Fractures of the carpal bones account for ~6% of fractures overall and up to 18% of all hand fractures. The vast majority (58-89%) occurs in the scaphoid, while fractures of the other 7 carpals are uncommon, comprising ~1.1% of all fractures. The pisiform is a small, pea-shaped bone located in the most ulnar position of the proximal carpal row, and its superficial position makes it vulnerable to direct trauma, but the incidence of pisiform fractures is only 0.2-2% of all carpal fractures. Half of pisiform fractures occurs in isolation; the other half is concomitant with other wrist injuries, such as a perilunate dislocation, distal radius fracture, or additional carpal fracture. These injuries may result from a direct blow, tendon avulsion, or microtrauma, and the exact mechanism may be difficult to determine. However, falls on an outstretched hand (FOOSHs) and sporting accidents are frequently responsible. As with other carpal injuries, pisiform fractures can be difficult to recognize on routine radiographs, and the diagnosis may therefore be missed upon initial examination. Conservative treatment using early immobilization is indicated for nondisplaced pisiform fractures, while surgery is typically needed for displaced fractures and cases that fail conservative treatment, with pisiform excision being the preferred surgical intervention.^1-5

Definitions

• A pisiform fracture is a disruption of the mechanical integrityof the pisiform.
• A pisiform fracture produces a discontinuity in the pisiform contours that can be complete or incomplete.
• A pisiform fracture is caused by a direct force that exceeds the breaking point of the bone.

Hand Surgery Resource’s Fracture Description and Characterization Acronym

SPORADIC

S – Stability; P – Pattern; O – Open; R – Rotation; A – Angulation; D – Displacement; I – Intra-articular; C – Closed

S - Stability (stable or unstable)

• Universally accepted definitions of clinical fracture stability is not well defined in the hand surgery literature.^6-8
• Stable: fracture fragment pattern is generally nondisplaced or minimally displaced. It does not require reduction, and the fracture fragment’s alignment is maintained with simple splinting. However, most definitions define a stable fracture as one that will maintain anatomical alignment after a simple closed reduction and splinting. Some authors add that stable fractures remain aligned, even when adjacent joints are put to a partial range of motion (ROM).
• Unstable: will not remain anatomically or nearly anatomically aligned after a successful closed reduction and simple splinting.
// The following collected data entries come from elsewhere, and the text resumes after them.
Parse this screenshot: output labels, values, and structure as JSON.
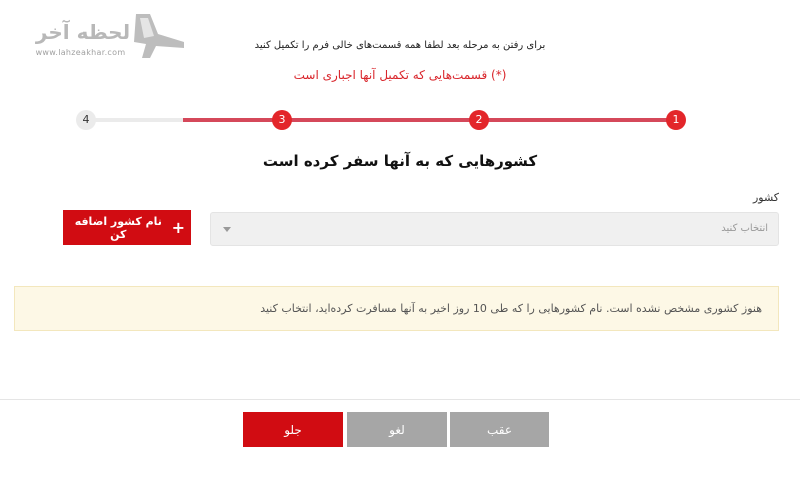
{
  "brand": {
    "name_fa": "لحظه آخر",
    "url": "www.lahzeakhar.com"
  },
  "intro": {
    "note": "برای رفتن به مرحله بعد لطفا همه قسمت‌های خالی فرم را تکمیل کنید",
    "required": "(*) قسمت‌هایی که تکمیل آنها اجباری است"
  },
  "stepper": {
    "steps": [
      "1",
      "2",
      "3",
      "4"
    ],
    "active_color": "#e3262a",
    "track_color": "#d5485a"
  },
  "section": {
    "title": "کشورهایی که به آنها سفر کرده است"
  },
  "country_field": {
    "label": "کشور",
    "placeholder": "انتخاب کنید"
  },
  "add_country": {
    "label": "نام کشور اضافه کن"
  },
  "alert": {
    "message": "هنوز کشوری مشخص نشده است. نام کشورهایی را که طی 10 روز اخیر به آنها مسافرت کرده‌اید، انتخاب کنید"
  },
  "footer": {
    "next": "جلو",
    "cancel": "لغو",
    "back": "عقب"
  }
}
Typically unstable pisiform fractures have significant deformity with comminution, displacement and/or  angulation.
• Most pisiform fractures are stable and can therefore be treated with immobilization alone.⁹

P - Pattern

• Pisiform proximal pole
• Pisiform distal pole
• Pisiform body: sagittal, parasagittal, coronal, transverse, and/or comminuted^1,10
• Pisiform fractures are most commonly caused by either direct trauma to the hypothenar eminence—which is frequently seen in sporting activities—or tendon avulsion. Avulsion fractures occur when the flexor carpi ulnaris (FCU) tendon resists forcible hyperextension of the wrist, such as in a  falls on an outstretched hand (FOOSH) injury or when straining to lift a heavy object, which can result in an osteochondral or avulsion fracture to the distal portion of the pisiform. A third mechanism postulated is repetitive trauma causing vascular disruption(AVN), microfractures, and eventually a complete fracture line.^11,12  A fall FOOSH injury usually produces a transverse pisiform fracture by a combination of both direct and indirect mechanisms: the pisiform becomes fixed at the pisotriquetral joint when the outstretched hand strikes the ground, and forceful FCU contraction causes a transversely oriented avulsion fracture.^1,11

O - Open

• Open: a wound connects the external environment to the fracture site. The wound provides a pathway for bacteria to reach and infect the fracture site. As a result, there is always a risk for chronic osteomyelitis. Therefore, open fractures of the pisiform require antibiotics with surgical irrigation and wound debridement.^6,13,14
• Open pisiform fractures are exceedingly rare, with the first case in the literature being documented in 2013.³
• Open fractures of the pisiform may require surgical exploration to determine if articular surfaces are involved. After irrigation and debridement, these wounds are some times left open and further treatment is typically delayed until the wound shows no sign of infection.^15,16

R - Rotation

• Pisiform fracture deformity can be caused by rotation of the distal fragment on the proximal fragment.
• Degree of malrotation of the fracture fragments can be used to describe the fracture deformity.
• The pisiform can rotate up to 180° when it is dislocated but rotational deformity is rare.¹⁷

A - Angulation (fracture fragments in relationship to one another)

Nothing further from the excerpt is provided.